Pattern-matching is based on Eq instance, right? I see that Data.Set.Set implements Eq and

>S.fromList [] == S.fromList [1,2]
False
>S.fromList [1,2] == S.fromList [2,1]
True

which is right. Then why does

case S.fromList [1,2] of mempty -> True

return true? (actually it always evaluates to true). I mean such matching is wrong and we should use S.null as a predicate, but anyway: how does it work and comes to True?

Answer 1

Pattern-matching is based on Eq instance, right?

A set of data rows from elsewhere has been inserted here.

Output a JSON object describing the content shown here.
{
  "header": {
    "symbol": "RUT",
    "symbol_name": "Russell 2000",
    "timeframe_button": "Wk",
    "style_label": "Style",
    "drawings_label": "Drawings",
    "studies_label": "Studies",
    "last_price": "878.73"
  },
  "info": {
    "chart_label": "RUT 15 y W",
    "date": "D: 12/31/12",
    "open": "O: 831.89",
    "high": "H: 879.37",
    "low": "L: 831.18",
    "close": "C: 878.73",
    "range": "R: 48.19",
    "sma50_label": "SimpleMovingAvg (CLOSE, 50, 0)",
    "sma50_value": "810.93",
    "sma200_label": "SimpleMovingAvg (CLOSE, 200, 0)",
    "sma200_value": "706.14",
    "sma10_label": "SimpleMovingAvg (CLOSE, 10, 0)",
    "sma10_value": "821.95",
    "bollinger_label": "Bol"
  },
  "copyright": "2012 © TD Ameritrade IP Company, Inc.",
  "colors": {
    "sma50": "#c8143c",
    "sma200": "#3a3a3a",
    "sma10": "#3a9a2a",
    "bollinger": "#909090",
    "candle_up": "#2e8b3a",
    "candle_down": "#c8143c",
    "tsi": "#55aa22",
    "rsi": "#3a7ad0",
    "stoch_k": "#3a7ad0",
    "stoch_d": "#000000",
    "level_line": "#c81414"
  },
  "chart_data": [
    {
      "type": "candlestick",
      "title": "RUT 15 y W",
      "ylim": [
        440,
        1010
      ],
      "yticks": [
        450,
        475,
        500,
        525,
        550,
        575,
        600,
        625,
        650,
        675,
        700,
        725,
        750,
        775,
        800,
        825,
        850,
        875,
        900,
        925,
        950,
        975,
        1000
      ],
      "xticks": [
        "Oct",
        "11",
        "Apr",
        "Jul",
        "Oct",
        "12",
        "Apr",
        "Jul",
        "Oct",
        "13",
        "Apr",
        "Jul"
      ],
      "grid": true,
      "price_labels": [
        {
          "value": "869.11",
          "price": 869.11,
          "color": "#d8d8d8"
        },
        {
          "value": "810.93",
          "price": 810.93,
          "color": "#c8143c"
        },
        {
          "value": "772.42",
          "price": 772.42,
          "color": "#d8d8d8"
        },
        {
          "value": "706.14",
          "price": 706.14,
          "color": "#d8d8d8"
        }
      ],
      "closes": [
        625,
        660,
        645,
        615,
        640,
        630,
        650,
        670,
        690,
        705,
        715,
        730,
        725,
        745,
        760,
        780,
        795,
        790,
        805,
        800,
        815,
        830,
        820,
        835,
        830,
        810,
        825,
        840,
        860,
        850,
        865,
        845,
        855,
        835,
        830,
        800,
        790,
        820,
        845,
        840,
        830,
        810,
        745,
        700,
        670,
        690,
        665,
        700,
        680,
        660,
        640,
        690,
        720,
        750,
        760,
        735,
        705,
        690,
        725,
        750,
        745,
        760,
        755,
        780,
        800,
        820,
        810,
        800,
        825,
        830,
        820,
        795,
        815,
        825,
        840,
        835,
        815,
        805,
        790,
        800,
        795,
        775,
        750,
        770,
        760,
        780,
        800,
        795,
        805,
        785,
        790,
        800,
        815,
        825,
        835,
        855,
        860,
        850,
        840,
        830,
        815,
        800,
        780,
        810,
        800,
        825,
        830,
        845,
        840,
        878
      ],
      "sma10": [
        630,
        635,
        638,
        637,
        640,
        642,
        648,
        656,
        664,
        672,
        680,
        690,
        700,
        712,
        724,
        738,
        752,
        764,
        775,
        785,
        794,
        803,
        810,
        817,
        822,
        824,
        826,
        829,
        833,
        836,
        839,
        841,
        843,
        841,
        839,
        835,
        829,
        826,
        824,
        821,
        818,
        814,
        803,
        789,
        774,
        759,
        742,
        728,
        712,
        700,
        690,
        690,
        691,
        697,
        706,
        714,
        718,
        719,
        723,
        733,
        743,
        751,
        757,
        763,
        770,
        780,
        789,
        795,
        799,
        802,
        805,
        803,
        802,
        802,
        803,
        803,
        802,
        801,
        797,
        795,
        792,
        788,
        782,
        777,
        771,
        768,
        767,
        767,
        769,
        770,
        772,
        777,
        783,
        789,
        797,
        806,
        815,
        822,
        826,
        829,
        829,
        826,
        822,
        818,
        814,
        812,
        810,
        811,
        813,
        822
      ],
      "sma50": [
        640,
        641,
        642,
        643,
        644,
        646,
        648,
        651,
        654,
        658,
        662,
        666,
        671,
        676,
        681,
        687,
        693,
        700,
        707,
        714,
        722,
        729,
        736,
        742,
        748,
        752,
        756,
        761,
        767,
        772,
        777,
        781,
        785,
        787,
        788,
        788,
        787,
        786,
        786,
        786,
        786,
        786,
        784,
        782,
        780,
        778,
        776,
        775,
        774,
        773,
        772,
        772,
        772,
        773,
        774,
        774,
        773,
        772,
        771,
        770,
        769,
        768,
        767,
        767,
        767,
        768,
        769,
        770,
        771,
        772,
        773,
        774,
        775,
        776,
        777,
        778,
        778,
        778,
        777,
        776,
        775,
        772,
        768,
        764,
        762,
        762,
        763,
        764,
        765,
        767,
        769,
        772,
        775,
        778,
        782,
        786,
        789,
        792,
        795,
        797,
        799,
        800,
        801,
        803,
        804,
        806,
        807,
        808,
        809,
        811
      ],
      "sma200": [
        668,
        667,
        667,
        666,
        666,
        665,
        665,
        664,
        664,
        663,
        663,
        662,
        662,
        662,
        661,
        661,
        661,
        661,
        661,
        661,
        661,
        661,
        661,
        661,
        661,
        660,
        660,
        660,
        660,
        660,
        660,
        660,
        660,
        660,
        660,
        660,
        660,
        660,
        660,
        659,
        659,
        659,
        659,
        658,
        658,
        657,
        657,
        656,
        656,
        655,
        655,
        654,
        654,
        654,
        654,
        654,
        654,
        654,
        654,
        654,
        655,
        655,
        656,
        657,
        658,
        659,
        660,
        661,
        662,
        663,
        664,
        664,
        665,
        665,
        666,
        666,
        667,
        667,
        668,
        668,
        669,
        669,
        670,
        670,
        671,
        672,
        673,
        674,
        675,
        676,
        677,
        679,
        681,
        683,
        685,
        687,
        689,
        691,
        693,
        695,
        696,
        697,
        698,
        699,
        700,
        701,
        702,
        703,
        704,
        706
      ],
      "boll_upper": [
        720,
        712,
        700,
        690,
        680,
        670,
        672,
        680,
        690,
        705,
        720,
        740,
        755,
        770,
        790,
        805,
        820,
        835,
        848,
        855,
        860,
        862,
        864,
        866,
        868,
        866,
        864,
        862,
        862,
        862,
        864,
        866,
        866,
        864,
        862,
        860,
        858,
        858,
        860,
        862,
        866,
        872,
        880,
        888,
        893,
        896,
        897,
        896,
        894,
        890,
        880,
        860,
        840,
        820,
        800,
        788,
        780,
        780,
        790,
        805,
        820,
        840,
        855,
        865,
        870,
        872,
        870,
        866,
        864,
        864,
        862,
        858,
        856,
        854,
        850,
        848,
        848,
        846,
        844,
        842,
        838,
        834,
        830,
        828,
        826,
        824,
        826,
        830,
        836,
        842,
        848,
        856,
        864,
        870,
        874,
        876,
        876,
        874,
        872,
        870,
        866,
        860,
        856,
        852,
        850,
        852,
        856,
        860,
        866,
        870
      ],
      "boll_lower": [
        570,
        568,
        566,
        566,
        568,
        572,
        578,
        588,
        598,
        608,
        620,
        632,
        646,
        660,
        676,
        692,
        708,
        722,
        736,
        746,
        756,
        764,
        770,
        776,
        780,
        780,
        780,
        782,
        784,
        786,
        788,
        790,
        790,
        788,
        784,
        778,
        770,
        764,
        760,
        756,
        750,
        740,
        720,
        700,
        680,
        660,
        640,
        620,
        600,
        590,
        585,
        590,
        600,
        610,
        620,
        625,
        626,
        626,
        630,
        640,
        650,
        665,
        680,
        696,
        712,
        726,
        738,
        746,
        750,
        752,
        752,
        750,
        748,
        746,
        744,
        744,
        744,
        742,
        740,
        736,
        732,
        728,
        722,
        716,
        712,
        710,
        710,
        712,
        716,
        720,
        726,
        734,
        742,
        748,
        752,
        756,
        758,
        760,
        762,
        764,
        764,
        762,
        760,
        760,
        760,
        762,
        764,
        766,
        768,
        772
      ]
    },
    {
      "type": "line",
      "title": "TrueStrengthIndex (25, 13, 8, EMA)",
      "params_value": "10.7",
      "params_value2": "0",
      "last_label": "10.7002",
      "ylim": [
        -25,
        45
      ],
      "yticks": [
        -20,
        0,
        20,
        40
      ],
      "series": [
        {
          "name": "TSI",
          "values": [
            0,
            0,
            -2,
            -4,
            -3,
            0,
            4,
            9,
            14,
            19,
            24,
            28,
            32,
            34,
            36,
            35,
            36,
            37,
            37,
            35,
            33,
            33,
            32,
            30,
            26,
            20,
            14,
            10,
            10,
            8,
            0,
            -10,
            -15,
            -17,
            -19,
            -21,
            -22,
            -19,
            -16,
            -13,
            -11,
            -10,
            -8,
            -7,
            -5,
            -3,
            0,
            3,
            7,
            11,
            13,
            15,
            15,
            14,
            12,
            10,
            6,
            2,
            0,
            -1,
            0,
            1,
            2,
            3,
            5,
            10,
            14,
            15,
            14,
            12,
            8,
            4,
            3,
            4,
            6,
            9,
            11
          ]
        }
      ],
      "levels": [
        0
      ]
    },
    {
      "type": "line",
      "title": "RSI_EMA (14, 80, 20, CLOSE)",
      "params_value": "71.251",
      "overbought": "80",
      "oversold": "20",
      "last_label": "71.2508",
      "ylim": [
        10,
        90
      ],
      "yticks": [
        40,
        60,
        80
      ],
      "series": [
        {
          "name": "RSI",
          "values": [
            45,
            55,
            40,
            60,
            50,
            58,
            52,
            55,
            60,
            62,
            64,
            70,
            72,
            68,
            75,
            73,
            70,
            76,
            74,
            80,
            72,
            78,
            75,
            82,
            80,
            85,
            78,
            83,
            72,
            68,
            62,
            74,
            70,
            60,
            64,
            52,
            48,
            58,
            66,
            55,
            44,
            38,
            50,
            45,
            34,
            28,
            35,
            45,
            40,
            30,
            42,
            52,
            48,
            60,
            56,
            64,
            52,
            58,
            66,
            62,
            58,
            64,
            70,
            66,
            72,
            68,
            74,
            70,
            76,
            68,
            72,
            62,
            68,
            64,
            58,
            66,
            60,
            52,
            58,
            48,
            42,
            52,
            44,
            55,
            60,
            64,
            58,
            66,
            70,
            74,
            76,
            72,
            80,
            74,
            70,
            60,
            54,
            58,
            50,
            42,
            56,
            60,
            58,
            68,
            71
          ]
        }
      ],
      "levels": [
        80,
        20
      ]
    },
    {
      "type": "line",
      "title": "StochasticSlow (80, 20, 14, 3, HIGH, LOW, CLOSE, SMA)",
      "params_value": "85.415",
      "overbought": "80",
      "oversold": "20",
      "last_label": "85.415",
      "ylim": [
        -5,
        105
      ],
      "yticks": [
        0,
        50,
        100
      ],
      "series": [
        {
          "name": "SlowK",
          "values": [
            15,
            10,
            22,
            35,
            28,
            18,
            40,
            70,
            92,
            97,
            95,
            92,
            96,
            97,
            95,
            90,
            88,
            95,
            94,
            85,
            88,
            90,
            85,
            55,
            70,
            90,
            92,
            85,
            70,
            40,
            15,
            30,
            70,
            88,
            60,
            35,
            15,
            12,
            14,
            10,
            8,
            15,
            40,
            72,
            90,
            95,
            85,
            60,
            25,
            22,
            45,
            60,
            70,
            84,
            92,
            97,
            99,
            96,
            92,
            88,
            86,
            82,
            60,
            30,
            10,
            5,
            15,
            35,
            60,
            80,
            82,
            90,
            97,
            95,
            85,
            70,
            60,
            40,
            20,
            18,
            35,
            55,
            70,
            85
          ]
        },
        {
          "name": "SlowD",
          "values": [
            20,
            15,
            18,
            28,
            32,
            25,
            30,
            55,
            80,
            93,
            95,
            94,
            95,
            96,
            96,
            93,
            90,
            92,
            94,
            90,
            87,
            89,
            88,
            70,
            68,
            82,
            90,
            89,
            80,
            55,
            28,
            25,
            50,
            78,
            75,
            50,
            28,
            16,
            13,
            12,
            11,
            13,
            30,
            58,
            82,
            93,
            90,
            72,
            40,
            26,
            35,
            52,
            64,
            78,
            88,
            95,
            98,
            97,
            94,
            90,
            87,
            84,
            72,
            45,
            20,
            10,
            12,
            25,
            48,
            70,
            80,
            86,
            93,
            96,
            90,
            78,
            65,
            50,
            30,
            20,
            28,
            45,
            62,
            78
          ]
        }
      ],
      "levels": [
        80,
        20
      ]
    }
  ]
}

Wrong. In general^†, pattern matching doesn't have anything to do with ==. Pattern matching is structural deconstruction. This requires having constructors available. Set is internally defined as

data Set a    = Bin {-# UNPACK #-} !Size !a !(Set a) !(Set a)
              | Tip

so you could write

import Data.Set.Internal (Set(..))

case S.fromList [1,2] of Tip -> True

Notice that the LHS of the pattern is uppercase. This means Tip can't be a variable, so the thing you've experiences where it shadows the existing name mempty can't happen.

But you're not supposed to do that. Data.Set does not export the constructors; the implementation is considered too complicated / unstable to be sensible to access for users. Instead you can just do

    if S.null (S.fromList [1,2]) then True
                                 else FLEBLEBLEARG

Arguably, at least for the empty case it would make sense to have the constructor available. You can actually define a usable version of it yourself with -XPatternSynonyms and -XViewPatterns.

---

^†_{The exception are number literals. To match on such a literal, you need to have instances of both Num and Eq, and the pattern match works by first converting the literal to the suitable type and then performing an equality check. Likewise for string literals when -XOverloadedStrings is enabled.}